Royal Moroccan Air Force F-16
A Royal Moroccan Air Force F-16 prepares to receive fuel from a KC-135 Stratotanker during exercise African Lion in 2018. Photo: US Air Force

The US State Department has approved a possible foreign military sale of Harpoon Block II air launched missiles for the Royal Moroccan Armed Forces’ F-16 multi-role fighter jets.

The potential sale is worth an estimated $62 million and would see Morocco receive 10 Harpoon anti-ship missiles, in addition to containers, spare and repair parts, personnel training and training equipment.

Morocco’s request for the Boeing-built Harpoon missile purchase comes after the country was cleared to buy an additional 25 F-16C/D Block 72 fighters in March 2019.

The $4.8 billion deal also included upgrades to the 23 F‑16s already in service with the Royal Moroccan Air Forces to the more advanced F‑16V Block 52+ configuration.

Morocco ordered its first F-16 aircraft in 2009 as a replacement for the F-5E/F fleet.

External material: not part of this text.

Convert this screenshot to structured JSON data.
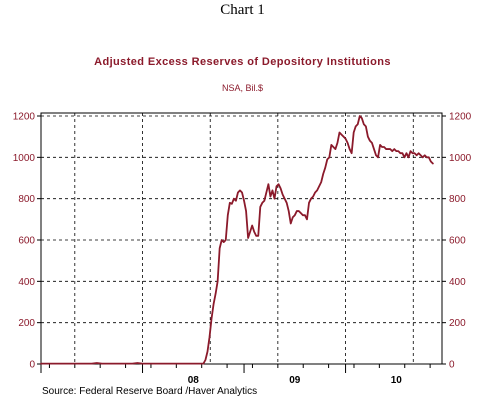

More recently, Morocco was cleared by the state department to buy 36 Boeing-built AH-64E Apache attack helicopters. Approved in November 2019, the deal is worth an estimated $4.25 billion and includes AGM-114R Hellfire missiles, advanced precision kill weapon system kits, AAR-57 common missile warning systems, and AIM-92H Stinger missiles.